Die Kl. hat Rechtsdienstleistungen i.S.d. § 2 Abs. 2 RDG erbracht. Eine Rechtsdienstleistung ist jede Tätigkeit in konkreten fremden Angelegenheiten, sobald sie eine rechtliche Prüfung des Einzelfalls erfordert und über eine bloß schematische Anwendung von Rechtsnormen ohne weitere rechtliche Prüfung hinausgeht (BGH, Urt. v. 14.1.2016 - I ZR 107/14 - juris).

Die Kl. ermittelt zunächst online unter Anwendung des Berliner Mietspiegels die ortsübliche Vergleichsmiete mittels eines „Mietpreisrechners“. Nach Auffassung der Kammer liegt hierin nicht lediglich bloßes „Rechenwerk“ eines computerbasierten Systems. Die Einordnung in den Berliner Mietspiegel zur Ermittlung der ortsüblichen Vergleichsmiete erfordert vielmehr auch eine Subsumtion der Besonderheiten der streitgegenständlichen Wohnung und deren Merkmalen unter die jeweiligen Rasterfelder des Mietspiegels und der Orientierungshilfe.

Sofern vertreten wird, es handele sich hierbei bereits deshalb nicht um eine Rechtsberatung, da kein „Recht“ angewendet werde, da es sich bei dem Berliner Mietspiegel nicht um ein Gesetz handele (vgl. Landgericht Berlin, Urt. v. 20.6.2018 - 65 S 70/18 - juris), kann die Kammer dem nicht folgen. § 2 Abs. 1 RDG umfasst alle Tätigkeiten in konkreten fremden Angelegenheiten, die eine rechtliche Prüfung des Einzelfalls erfordern, unabhängig davon, ob sie zeitintensiv oder schwierig sind (so auch Landgericht Berlin, Beschl. v. 3.7.2018 - 67 S 157/18 - juris m.w.N.).

Bei den durch die Kl. erbrachten Rechtsdienstleistungen handelt es sich nach Auffassung der Kammer weder um solche, die von ihrer Registrierung als Inkassodienstleisterin gemäß § 10 RDG umfasst sind, noch um solche, die als bloße Nebentätigkeit erlaubnisfrei gemäß § 5 Abs. 1 RDG wären.

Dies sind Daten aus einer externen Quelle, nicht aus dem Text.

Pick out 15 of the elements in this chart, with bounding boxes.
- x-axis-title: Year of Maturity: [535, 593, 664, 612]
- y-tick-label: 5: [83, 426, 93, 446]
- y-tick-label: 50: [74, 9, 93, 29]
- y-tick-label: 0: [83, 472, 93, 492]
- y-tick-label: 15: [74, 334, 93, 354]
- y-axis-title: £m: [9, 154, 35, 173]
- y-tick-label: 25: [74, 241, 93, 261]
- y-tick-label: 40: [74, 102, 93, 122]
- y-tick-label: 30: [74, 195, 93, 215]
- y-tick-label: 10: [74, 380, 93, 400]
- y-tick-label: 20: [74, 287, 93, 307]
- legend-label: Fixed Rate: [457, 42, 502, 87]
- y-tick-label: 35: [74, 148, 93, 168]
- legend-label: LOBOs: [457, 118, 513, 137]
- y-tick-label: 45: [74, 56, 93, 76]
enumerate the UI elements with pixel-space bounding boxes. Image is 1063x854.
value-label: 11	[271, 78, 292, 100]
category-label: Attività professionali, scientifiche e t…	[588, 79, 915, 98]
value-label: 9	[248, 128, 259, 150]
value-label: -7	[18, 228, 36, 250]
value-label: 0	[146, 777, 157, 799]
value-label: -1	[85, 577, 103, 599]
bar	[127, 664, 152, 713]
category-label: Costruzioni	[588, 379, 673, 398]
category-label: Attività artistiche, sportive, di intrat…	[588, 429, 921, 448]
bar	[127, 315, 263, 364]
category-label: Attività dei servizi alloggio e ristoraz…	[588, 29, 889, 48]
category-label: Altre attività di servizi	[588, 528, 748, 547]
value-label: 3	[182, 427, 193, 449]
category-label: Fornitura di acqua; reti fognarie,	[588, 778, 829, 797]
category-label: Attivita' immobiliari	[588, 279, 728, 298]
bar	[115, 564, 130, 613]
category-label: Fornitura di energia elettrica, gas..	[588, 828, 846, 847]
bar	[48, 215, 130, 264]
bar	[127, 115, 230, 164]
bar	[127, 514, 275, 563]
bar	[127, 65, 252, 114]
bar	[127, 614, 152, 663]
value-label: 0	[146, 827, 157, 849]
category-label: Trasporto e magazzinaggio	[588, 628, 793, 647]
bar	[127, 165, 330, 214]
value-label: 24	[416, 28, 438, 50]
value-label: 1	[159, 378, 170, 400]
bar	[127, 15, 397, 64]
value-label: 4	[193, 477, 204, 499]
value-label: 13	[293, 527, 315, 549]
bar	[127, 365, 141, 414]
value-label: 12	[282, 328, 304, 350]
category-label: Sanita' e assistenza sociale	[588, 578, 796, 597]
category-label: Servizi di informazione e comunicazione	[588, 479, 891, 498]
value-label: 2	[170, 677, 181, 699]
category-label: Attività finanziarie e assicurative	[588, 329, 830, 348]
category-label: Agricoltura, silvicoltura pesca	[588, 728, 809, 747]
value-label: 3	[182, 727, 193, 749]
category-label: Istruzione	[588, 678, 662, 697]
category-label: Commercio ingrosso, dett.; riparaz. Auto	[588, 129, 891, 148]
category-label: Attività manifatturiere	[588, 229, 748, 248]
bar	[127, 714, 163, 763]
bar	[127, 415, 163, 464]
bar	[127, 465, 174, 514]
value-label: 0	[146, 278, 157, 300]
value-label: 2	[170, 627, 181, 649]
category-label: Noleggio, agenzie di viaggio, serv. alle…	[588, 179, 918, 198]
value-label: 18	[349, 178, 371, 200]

Im vorliegenden Fall liegt nach Auffassung der Kammer der Schwerpunkt der Tätigkeit der Kl. gerade nicht auf der Erbringung von Inkassodienstleistungen, sondern vielmehr im Bereich der Rechtsberatung mit angeschlossener Inkassodienstleistung. Die Kl. erbringt bereits vor Abschluss der Abtretungsvereinbarung - wie zuvor ausgeführt - rechtsberatende Tätigkeiten, indem sie mittels einer Onlineplattform („www.wenigermiete.de“) die ortsübliche Vergleichsmiete nach dem Berliner Mietspiegel ermittelt und die jeweiligen Merkmale prüft.

Sofern die Auffassung vertreten wird, dass die Befugnis zur Erbringung von Inkassodienstleistungen nach § 2 Abs. 2 RDG auch die Erbringung erheblicher Nebenleistungen umfasse (LG Berlin, Urt. v. 20.6.2018 - 65 S 70/18 - juris), ist dies zwar dem Grunde nach zutreffend, geht aber insofern an dem durch die Kl. gewählten Geschäftsmodell vorbei, als diese eben nicht primär Inkassodienstleistungen mit Nebentätigkeiten erbringt, sondern vielmehr primär rechtsberatend tätig wird, um nach rechtlicher Prüfung durch sie für begründet erachtete Ansprüche im Wege der Inkassozession geltend zu machen, worin der wesentliche Unterschied zu einem Inkassodienstleister, der sich auch in Bezug auf die einzuziehende (bereits entstandene) Forderung rechtlich äußern darf und als Nebenleistung Rechtsberatung in gewissem Umfang erteilen darf, besteht.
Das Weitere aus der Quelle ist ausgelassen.